So conventional medicine's about mechanisms of illness, and we try and find out what the mechanisms are, then we interfere with them. So bacteria multiply; interfere with that with an antibiotic. Cancer cells replicate; interfere with that the chemotherapy, radiation. It's mechanistic. It works, but it doesn't go to the origins of illness, and of course it never addresses the origins of wellbeing or health, which are not even the origins of illness. Mechanistic medicine is great if I break my leg or I have pneumonia, but unless we address the deeper origins of illness, which have to do with how we live our life basically and what it means to us, we'll never be able to solve illness in our society, the problem of illness.
We replace old epidemics with new ones, and the older ones start to come back. So I thought, "Oh, you know, next few years, tuberculosis, malaria, smallpox will all be eradicated," but it's coming back even in affluent countries.

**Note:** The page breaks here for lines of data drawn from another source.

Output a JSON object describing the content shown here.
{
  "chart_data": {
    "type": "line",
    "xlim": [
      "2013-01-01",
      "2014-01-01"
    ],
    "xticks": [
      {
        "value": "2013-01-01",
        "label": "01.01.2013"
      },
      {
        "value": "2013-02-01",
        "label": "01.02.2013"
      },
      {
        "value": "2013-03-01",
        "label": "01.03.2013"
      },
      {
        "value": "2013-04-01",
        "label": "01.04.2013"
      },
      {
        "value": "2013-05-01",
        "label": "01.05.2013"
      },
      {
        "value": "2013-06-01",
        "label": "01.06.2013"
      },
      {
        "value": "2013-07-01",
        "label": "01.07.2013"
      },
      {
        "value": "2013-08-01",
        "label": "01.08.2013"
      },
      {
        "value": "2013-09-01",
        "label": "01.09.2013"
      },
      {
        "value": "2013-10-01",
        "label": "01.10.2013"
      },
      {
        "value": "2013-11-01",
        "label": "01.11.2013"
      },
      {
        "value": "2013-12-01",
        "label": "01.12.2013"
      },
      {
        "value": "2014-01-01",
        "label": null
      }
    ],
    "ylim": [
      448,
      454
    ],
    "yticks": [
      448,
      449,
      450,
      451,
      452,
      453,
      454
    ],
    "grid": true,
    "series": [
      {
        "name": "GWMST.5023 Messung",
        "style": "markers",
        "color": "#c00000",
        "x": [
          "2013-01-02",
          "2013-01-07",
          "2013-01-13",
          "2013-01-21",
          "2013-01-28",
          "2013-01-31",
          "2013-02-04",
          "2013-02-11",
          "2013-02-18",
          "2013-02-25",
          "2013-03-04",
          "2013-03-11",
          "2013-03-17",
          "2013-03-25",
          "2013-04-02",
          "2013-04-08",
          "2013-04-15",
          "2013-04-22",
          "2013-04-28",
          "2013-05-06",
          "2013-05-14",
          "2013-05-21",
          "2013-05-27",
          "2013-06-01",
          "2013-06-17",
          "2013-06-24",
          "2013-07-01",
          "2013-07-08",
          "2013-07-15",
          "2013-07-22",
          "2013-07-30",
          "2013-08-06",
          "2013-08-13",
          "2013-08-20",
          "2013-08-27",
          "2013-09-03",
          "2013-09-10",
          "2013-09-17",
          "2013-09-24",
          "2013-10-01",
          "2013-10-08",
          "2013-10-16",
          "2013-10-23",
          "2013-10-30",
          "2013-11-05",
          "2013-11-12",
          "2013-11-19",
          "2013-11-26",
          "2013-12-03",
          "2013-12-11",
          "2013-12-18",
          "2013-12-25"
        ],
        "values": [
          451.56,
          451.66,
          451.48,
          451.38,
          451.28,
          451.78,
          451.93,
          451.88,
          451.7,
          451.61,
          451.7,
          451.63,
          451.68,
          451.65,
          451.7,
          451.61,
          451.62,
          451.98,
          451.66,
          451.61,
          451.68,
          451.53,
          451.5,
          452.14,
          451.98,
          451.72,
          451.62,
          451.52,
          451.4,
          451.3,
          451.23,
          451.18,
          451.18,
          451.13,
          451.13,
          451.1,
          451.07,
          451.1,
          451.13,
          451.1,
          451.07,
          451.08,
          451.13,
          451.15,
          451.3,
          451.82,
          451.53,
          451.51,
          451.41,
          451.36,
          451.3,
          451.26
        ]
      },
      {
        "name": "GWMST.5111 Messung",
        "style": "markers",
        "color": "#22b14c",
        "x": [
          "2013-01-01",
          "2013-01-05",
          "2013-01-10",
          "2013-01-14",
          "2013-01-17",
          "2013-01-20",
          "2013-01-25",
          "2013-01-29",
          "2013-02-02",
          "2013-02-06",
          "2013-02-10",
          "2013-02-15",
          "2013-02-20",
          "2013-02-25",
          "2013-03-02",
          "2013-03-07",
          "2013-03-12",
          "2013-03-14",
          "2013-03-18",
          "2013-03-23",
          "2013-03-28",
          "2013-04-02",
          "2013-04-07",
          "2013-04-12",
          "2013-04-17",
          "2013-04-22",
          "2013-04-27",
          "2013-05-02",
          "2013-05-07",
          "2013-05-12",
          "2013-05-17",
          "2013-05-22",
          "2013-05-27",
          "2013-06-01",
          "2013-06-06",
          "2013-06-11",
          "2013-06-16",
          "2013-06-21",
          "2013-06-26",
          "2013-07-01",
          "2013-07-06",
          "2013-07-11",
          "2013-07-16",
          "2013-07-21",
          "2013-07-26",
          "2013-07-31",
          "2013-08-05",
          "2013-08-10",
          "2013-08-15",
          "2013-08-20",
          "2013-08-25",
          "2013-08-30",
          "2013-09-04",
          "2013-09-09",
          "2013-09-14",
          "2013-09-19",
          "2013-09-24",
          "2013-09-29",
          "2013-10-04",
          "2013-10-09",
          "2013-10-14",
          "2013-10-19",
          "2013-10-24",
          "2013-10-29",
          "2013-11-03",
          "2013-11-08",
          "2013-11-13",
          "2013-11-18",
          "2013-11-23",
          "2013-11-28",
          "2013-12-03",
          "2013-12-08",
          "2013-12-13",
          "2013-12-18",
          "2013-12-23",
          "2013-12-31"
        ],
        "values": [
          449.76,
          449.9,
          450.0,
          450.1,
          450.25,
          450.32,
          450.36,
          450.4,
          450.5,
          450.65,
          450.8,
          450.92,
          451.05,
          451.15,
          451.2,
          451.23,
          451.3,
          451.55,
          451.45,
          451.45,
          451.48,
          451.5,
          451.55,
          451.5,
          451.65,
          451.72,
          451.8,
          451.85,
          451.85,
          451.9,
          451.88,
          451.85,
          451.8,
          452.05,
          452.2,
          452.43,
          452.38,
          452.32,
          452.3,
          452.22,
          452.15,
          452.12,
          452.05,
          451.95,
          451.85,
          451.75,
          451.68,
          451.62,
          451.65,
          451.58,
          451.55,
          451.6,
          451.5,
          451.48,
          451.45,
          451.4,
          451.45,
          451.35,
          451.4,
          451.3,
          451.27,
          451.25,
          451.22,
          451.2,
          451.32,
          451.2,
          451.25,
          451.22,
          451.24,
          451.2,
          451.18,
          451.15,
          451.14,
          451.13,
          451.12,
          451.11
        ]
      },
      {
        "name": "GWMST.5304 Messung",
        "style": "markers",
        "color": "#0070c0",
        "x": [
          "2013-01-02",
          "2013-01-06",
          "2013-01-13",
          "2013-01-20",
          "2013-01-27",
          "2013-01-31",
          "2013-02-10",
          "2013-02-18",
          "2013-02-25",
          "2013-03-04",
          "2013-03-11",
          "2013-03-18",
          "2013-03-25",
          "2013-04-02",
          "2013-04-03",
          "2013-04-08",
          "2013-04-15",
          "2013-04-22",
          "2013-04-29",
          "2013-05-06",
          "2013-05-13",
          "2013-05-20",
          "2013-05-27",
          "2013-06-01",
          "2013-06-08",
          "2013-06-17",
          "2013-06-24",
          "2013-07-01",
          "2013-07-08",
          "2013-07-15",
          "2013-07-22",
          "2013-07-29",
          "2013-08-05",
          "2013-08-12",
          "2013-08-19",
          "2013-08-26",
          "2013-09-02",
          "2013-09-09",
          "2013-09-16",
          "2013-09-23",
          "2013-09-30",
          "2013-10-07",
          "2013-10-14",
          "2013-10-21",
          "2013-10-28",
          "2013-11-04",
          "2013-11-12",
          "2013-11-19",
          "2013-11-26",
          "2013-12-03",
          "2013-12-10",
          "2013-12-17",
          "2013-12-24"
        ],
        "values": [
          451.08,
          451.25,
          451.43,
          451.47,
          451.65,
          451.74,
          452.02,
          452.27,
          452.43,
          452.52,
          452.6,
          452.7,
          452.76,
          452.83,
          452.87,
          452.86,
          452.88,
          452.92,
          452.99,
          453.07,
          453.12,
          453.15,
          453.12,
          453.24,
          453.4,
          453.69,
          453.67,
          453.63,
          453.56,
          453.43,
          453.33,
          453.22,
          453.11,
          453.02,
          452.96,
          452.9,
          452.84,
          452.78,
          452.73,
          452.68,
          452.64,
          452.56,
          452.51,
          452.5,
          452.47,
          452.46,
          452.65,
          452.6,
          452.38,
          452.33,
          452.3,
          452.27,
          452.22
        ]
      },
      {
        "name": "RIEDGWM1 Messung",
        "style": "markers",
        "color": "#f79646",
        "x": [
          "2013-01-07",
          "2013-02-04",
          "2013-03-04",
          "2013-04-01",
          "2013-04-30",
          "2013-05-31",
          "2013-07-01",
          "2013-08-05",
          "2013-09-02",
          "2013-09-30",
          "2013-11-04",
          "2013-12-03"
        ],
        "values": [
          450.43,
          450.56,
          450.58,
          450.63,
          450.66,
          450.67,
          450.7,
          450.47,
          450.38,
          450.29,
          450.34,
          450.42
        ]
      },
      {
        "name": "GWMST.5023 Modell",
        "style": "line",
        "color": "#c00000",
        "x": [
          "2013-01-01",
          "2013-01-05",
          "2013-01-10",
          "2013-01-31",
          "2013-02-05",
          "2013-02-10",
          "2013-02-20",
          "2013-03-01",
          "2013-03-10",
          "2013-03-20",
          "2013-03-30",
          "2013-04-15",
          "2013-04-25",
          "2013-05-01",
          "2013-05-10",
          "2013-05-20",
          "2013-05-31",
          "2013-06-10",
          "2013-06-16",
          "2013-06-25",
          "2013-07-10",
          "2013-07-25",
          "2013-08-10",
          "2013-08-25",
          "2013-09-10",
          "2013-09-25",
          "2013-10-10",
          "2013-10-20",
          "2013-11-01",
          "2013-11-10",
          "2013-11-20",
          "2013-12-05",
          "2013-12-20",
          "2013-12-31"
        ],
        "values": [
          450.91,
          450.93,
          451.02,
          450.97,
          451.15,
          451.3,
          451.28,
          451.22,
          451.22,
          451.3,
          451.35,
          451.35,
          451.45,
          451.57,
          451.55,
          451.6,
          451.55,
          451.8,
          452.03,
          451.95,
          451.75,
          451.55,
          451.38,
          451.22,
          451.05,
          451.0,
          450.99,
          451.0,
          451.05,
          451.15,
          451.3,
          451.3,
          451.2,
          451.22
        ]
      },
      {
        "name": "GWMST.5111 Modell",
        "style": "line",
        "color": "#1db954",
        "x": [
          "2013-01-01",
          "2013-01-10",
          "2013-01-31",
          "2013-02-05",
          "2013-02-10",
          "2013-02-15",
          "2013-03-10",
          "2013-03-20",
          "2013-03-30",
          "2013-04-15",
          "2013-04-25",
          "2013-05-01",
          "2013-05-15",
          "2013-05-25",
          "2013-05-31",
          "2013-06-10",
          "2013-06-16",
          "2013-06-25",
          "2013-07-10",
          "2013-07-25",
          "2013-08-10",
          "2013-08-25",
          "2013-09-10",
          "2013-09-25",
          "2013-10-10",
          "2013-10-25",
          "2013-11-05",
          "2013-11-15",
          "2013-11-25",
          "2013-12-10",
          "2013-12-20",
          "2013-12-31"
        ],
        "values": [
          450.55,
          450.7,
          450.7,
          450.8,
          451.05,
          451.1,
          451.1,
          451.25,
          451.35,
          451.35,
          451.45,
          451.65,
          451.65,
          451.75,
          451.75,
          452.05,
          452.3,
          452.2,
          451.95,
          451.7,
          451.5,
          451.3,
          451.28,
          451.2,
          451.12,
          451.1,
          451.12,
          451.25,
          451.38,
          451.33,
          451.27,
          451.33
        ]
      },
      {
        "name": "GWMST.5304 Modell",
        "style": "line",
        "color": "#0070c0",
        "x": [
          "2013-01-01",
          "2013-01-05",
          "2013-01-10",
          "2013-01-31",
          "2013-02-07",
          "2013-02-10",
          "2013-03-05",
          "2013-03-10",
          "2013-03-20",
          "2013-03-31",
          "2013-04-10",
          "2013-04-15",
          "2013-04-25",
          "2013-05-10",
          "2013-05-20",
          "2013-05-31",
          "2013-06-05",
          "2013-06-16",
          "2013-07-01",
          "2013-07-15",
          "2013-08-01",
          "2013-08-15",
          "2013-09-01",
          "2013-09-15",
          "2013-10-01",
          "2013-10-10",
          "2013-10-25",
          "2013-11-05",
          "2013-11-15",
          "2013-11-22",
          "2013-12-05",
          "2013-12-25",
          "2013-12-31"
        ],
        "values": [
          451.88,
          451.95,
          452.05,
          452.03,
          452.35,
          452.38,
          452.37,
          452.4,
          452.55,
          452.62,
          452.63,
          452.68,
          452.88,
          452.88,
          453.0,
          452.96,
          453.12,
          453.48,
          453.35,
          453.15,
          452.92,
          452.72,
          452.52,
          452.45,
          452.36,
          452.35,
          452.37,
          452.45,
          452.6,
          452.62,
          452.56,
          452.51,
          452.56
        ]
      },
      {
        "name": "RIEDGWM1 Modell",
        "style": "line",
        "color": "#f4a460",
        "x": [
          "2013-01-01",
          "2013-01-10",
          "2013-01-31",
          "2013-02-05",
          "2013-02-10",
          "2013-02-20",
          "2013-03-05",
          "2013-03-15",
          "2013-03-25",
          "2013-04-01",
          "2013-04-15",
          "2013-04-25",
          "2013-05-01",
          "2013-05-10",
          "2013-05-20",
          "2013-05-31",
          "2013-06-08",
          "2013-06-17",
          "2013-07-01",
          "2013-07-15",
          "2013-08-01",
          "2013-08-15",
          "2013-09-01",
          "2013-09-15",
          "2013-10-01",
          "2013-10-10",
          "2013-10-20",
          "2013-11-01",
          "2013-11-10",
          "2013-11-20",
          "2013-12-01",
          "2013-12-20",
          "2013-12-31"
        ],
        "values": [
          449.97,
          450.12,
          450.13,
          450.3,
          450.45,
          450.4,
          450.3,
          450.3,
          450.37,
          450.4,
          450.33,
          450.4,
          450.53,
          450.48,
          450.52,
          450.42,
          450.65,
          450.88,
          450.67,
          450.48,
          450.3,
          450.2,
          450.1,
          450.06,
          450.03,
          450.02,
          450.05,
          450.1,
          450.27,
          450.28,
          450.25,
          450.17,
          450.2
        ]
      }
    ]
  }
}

Then we have the problem that 36 percent of our patients in hospitals are suffering from iatrogenic disease, which is disease because you took some drug or you were prescribed a medication. The number one cause of drug addiction in the world is not street drugs, but medical prescriptions. The number one cause of deaths is prescriptions, narcotics -- prescriptions, not street drugs. The most devastating infections are hospital-acquired nosocomial infections, resistant to antibiotics. Immunocompromised hosts with chemotherapy are susceptible to all kinds of other illnesses.
We don't necessarily prolong life; we just prolong misery in many cases, which is not to say that mechanistic intervention is not good. It is, but you know, 80 percent of what we prescribe is of optional or marginal benefit, which means if we didn't use it, it wouldn't make a bit of a difference to the natural history of the disease. It would save a lot of money and a lot of side effects. So that's what's wrong. We do not address the relationship between emotions and illness, between lifestyle, sleep, exercise, diet, nutrition, between relationships, between social wellbeing, community wellbeing, between even bigger things like financial wellbeing and career wellbeing, all of which have a huge impact on what happens in our biology.
The biology's the end product of all this. And now, you know when I started talking about mind-body medicine 30 years ago, it was intuitive. But now you can see there's no mental event that doesn't have a brain representation. There's no brain representation that doesn't have a physiological representation. And this little computer that we have is influenced by thoughts, feelings, emotions, breathing, heart rate variability, stress, personal relationships, social interactions, environment, the forces of nature, diet, nutrition, phytochemicals -- it's really, really too complicated. So our standard interventions -- pharmaceuticals and surgery, basically, and radiation, whatever, still pharmaceuticals -- it's so incomplete.